I glanced up at the resort and saw a couple strolling toward the ocean, holding hands. “Isn’t that Mom and Luke?”

“I think so,” George said, and we headed toward them. There were a few other couples trailing them, acting all casual and indifferent but clearly sneaking glimpses at the famous TV star. At least they were all keeping a respectful distance.

“What are you two doing down here?” Mom asked as we came together.

“I had to get out of that room,” I said. “Jacob threw a fit—he was screaming and throwing his food. I ran into George in the lobby and we thought we’d see what the beach was like.”

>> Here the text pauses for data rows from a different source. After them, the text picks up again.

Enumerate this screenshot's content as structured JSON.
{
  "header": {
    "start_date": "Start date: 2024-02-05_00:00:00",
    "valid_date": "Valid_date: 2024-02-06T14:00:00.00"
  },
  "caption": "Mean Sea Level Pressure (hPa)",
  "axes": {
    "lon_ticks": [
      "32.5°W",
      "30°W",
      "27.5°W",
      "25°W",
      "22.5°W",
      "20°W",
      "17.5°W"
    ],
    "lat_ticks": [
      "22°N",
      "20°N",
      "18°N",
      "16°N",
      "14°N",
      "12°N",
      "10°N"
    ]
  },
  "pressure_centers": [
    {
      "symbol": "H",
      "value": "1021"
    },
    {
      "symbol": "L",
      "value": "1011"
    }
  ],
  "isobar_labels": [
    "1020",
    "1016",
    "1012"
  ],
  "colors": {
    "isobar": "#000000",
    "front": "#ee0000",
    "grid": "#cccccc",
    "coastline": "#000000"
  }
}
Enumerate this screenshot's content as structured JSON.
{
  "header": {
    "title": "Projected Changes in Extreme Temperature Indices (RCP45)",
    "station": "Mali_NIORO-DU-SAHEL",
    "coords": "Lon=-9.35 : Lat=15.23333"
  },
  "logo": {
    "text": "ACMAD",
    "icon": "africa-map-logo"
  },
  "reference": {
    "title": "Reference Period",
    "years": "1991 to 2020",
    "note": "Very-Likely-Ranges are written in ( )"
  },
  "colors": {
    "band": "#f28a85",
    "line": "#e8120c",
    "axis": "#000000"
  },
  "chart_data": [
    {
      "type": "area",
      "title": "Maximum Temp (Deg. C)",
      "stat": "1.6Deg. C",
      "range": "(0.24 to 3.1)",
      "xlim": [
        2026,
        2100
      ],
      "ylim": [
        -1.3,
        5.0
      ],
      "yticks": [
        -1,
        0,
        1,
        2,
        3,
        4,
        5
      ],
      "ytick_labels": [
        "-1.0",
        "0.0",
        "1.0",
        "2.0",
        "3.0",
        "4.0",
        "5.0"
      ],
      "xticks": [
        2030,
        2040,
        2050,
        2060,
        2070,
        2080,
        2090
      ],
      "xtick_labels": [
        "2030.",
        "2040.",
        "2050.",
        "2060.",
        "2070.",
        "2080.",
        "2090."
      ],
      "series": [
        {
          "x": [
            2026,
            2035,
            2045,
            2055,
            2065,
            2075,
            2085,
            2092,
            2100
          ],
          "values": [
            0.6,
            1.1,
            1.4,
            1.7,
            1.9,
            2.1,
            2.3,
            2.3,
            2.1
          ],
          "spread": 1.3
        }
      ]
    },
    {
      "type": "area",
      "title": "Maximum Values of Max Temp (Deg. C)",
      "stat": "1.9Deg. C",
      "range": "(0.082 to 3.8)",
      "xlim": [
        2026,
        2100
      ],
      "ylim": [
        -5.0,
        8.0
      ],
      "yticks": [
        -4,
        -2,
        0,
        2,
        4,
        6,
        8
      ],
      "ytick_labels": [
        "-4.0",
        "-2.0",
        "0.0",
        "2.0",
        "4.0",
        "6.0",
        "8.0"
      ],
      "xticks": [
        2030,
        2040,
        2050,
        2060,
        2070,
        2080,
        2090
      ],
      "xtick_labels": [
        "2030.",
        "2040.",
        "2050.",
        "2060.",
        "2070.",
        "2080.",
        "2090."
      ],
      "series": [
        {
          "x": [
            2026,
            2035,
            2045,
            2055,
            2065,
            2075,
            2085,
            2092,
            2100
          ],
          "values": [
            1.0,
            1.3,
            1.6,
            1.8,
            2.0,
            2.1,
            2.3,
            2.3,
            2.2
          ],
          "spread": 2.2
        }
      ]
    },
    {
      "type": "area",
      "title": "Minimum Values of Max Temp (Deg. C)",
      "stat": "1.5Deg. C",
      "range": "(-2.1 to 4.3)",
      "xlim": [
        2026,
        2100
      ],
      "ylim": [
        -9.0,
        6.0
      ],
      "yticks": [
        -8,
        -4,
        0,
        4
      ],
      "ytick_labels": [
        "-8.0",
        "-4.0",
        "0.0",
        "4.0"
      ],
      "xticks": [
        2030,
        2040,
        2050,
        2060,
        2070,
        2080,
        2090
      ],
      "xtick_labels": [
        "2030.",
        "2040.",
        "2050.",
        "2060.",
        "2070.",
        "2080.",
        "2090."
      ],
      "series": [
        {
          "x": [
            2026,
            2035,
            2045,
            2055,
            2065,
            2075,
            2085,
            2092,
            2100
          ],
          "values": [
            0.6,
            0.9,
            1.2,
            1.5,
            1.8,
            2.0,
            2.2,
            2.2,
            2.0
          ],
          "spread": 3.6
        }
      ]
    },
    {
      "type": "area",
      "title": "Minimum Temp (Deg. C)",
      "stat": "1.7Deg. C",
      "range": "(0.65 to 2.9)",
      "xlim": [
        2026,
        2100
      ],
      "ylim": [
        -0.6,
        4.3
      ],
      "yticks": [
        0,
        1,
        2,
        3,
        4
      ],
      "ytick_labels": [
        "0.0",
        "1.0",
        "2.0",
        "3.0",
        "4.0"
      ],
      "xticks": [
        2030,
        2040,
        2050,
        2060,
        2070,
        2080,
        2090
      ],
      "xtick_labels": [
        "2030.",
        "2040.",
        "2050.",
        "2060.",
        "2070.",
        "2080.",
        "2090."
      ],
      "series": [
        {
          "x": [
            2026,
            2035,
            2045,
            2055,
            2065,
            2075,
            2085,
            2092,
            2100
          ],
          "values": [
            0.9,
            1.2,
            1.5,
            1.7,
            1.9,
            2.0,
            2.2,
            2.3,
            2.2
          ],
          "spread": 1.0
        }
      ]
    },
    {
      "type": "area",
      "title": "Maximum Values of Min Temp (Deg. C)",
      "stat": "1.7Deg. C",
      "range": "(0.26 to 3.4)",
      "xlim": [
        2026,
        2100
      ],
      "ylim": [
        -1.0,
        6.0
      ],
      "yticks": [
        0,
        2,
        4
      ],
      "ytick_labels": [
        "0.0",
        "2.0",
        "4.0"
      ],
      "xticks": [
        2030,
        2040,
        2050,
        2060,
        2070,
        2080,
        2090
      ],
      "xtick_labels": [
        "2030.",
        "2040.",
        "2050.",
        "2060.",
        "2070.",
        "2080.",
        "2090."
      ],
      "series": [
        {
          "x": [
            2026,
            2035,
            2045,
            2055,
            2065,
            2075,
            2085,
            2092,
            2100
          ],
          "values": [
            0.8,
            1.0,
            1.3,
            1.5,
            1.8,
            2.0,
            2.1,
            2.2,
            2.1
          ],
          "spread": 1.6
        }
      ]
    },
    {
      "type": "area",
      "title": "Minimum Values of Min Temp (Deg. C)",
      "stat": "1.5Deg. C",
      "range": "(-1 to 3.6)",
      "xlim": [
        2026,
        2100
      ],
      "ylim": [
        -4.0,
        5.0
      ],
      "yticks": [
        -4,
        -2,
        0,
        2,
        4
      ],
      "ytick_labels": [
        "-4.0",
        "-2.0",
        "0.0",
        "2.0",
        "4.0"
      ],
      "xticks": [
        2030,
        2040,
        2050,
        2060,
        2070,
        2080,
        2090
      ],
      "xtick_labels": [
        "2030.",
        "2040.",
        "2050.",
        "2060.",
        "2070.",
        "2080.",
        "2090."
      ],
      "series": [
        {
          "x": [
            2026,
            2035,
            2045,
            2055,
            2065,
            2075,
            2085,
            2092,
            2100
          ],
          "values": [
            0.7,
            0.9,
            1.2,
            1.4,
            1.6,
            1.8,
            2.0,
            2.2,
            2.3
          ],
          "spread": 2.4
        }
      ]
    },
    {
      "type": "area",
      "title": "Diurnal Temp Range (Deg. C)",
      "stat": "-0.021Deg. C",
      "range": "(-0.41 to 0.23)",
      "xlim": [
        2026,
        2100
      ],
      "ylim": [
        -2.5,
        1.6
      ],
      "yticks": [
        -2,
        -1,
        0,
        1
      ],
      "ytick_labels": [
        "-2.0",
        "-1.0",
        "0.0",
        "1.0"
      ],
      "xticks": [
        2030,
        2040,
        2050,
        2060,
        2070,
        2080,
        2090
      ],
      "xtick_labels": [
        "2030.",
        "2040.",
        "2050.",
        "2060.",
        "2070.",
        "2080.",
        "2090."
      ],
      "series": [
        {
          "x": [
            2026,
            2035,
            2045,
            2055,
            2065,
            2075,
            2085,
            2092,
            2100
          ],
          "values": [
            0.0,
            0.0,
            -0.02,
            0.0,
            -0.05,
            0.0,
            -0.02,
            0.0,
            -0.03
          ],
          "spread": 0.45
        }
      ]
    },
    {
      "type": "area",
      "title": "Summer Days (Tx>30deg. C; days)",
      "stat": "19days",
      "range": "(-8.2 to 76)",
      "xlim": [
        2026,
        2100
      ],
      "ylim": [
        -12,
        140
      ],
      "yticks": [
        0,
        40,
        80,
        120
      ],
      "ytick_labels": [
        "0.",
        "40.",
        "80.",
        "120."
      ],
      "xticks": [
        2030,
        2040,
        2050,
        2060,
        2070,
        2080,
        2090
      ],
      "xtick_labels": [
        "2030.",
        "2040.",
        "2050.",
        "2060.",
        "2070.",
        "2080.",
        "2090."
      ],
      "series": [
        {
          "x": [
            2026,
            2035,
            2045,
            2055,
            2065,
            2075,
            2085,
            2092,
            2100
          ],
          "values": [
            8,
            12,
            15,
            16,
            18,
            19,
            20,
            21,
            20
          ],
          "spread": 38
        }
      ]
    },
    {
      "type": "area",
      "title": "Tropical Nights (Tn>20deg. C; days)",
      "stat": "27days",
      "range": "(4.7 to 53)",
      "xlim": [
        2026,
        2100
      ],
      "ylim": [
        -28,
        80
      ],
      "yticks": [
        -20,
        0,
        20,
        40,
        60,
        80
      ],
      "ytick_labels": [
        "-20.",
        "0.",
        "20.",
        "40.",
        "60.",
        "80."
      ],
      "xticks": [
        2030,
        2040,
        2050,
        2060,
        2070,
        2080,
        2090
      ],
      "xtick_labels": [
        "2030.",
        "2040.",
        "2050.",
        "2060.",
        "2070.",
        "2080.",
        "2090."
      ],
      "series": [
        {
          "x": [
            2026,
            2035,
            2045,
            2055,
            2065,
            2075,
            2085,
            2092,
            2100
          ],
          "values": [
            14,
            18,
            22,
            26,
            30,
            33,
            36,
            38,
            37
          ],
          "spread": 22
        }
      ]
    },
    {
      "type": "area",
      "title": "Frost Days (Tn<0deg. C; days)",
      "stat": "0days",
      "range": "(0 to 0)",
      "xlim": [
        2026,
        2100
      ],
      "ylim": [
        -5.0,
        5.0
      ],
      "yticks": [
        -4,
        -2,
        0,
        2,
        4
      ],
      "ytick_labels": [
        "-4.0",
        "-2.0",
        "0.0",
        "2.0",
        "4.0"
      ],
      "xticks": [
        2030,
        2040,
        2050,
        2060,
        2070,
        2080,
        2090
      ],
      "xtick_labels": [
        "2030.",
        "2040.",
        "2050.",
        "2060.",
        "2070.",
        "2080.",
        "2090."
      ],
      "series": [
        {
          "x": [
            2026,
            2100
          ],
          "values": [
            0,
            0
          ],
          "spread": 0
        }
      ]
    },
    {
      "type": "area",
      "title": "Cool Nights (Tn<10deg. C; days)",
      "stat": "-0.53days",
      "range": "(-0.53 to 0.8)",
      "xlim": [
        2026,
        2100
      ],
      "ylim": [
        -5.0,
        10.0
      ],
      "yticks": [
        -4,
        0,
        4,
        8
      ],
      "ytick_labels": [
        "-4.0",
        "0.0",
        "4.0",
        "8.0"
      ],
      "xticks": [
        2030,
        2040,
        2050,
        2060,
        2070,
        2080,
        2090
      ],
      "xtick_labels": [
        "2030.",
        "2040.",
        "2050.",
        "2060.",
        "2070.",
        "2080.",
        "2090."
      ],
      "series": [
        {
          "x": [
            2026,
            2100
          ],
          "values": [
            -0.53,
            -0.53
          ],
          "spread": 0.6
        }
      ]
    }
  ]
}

“Jacob had a tantrum?” Even in the dim light, I could see Mom’s brow furrow. “He’s been having so many lately.”

“It’s just because he was on a plane all day,” Luke said with an easy shrug. “After a six-hour flight, I’m ready to throw things, too.”

“Yeah, me too,” I said. “And most kids scream on airplanes. It’s sort of amazing he didn’t.”

Mom didn’t respond to that.


By the time I got back to the room, Jacob was asleep and Grandma was watching TV with the volume down low—some reality show about a bunch of swollen-lipped women who were drinking wine and yelling at one another.

I curled up on the other bed—Jacob was in a rollaway crib—and texted Heather. I wanted to tell her that Aaron Marquand was coming to live in LA.

He’s the cute one, right? she texted back. With the blue eyes? She hadn’t ever met him, but I’d shown her photos.

Yep. AKA my future husband.

Squeal.





seven


The breeze was blowing strands of hair against my sticky-glossy lips. I had to keep reaching up and pulling them away with my free hand. I wished I’d put my hair up. Or not worn lip gloss.

Jacob’s hand was sweaty in mine as Luke made a toast to Mom. I glanced down at my little brother, who was wearing a soft dark-green top over white pants. His thick, wavy hair was neatly brushed for once—it was on the long side because he hated having it cut and would scream when anyone tried, but at least it looked cute that way. He also didn’t like having it brushed, but I’d won that battle this morning by bribing him: an M&M for each pass of the brush and he got to watch TV the whole time.

He was pretty adorable all dressed up. Kid-model cute. He held my hand tightly and stared up at the slowly rotating fake-palm-leaf fan above us.

We were in a room with floor-to-ceiling glass doors facing the ocean, all of them open for the party. We could hear the waves and feel the breeze, but we had a wooden floor under our feet and three walls to keep the event private. For added security, George had also asked the hotel not to use Luke’s real name, so the event schedule down in the lobby read “Anniversary of John and Jane Smith.” I took a photo and texted it to Heather with a jaunty Maybe we’re related.

“I am so brilliant,” I crowed to Jonathan after the toast was done, and waiters had started passing around drinks and hors d’oeuvres. “Don’t you think this was a brilliant idea? Don’t Luke and Mom look happy?” Mom’s face had lit up when Luke said that the last five years had been the happiest of his life, and their kiss at the end of his toast had looked pretty passionate from where I was standing.

“It’s great,” Jonathan said, and squeezed my shoulders.

“It’s really pretty here,” his fiancée added. Izzy had straight dark eyebrows and straight dark hair. She always seemed very serious and intense to me, but it’s possible I was reading too much into the eyebrows.

They moved on to talk to Luke’s business manager. I helped myself to a glass of champagne and raised it to Luke, who had caught my eye from across the room. He blew me a kiss. I had definitely lucked out in the stepfather department. And not because Luke had become so rich and famous. Because he was Luke.

My grandmother beckoned to me. She’d had her hair blown out by a professional that morning, and it looked sleek and shiny, instead of frizzy and bumpy like it usually did. Between that and the neatly tailored blue silk dress Mom had bought for her, she looked great. “Are you sure you should—” she began, but then she saw something that distracted her. “Is that a piece of cheese? Why would she give that to him? He eats way too much dairy.” She ran toward Mom and Jacob.